Apple-Chef Tim Cook kann den iPhone-Konzern auf der Zielgeraden seiner Amtszeit weiter als Geldmaschine präsentieren. Im vergangenen Quartal stieg der Gewinn im Jahresvergleich um gut 19 Prozent auf 29,58 Milliarden US-Dollar (25,2 Milliarden Euro). Cook, der den Chefposten am 1. September an den bisherigen Hardware-Manager John Ternus übergibt, verwies auf eine „außergewöhnliche“ Nachfrage bei der aktuellen iPhone-Modellreihe.
iPhone-Umsatz und Dienstleistungen treiben Wachstum
Der iPhone-Umsatz stieg um fast 22 Prozent auf knapp 57 Milliarden Dollar. Apple verfehlte damit allerdings die noch höheren Erwartungen der Analysten, die im Schnitt eher mit 57,2 Milliarden Dollar gerechnet hatten. Die Aktie lag im nachbörslichen Handel leicht im Minus.

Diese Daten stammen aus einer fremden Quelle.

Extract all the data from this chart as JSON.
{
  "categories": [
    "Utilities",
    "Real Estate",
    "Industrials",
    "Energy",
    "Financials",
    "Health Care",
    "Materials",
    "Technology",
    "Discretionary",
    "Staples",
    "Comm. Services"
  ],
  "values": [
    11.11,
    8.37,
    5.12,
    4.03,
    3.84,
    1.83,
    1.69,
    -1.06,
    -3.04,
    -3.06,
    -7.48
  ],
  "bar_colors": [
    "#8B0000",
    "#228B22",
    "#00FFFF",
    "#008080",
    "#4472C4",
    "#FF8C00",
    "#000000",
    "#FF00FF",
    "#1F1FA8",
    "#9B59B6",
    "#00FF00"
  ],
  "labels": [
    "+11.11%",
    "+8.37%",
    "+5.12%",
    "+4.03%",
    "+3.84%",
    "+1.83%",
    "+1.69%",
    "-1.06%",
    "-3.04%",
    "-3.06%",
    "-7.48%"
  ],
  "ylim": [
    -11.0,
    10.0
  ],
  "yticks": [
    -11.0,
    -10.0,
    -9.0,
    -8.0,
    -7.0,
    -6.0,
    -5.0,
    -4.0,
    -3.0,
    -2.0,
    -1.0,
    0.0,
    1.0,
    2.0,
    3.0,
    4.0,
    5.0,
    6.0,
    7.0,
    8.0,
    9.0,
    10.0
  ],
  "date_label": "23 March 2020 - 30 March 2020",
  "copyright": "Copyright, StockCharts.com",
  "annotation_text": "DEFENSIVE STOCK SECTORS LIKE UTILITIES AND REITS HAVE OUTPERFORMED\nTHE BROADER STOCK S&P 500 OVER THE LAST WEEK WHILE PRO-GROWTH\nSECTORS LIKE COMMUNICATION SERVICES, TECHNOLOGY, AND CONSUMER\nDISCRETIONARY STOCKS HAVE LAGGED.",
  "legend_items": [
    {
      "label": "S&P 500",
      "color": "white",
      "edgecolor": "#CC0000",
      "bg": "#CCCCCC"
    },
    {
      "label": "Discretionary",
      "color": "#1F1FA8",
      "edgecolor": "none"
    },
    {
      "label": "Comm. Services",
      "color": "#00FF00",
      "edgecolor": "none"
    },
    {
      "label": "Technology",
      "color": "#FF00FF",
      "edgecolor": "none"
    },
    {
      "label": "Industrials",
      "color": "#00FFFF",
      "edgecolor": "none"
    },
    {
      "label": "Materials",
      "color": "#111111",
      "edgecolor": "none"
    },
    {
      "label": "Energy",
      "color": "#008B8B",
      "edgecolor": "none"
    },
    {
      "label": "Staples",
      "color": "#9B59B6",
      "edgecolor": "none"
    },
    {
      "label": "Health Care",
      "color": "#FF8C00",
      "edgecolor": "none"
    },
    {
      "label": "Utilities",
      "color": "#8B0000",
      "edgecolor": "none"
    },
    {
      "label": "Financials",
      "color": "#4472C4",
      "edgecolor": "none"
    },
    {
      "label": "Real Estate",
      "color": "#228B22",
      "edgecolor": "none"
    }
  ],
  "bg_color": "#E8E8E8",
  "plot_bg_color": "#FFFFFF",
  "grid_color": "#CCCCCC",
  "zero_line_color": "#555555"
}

Mit dem Konzernumsatz übertraf Apple jedoch die Markterwartungen: Der Umsatz stieg um 17 Prozent auf 111,2 Milliarden Dollar. Ein großer Treiber war der Erlöszuwachs um 16 Prozent auf knapp 31 Milliarden Dollar im Dienstleistungsgeschäft, etwa mit Abos für Musik, Streaming-Video oder Speicherplatz.
Ausblick und Marktreaktion
Die starken Quartalszahlen unterstreichen die anhaltende Stärke von Apple, auch wenn der iPhone-Umsatz knapp unter den Analystenerwartungen blieb. Die Anleger reagierten verhalten, die Aktie gab nachbörslich leicht nach. Mit dem bevorstehenden Führungswechsel blickt der Markt gespannt auf die künftige Strategie unter John Ternus.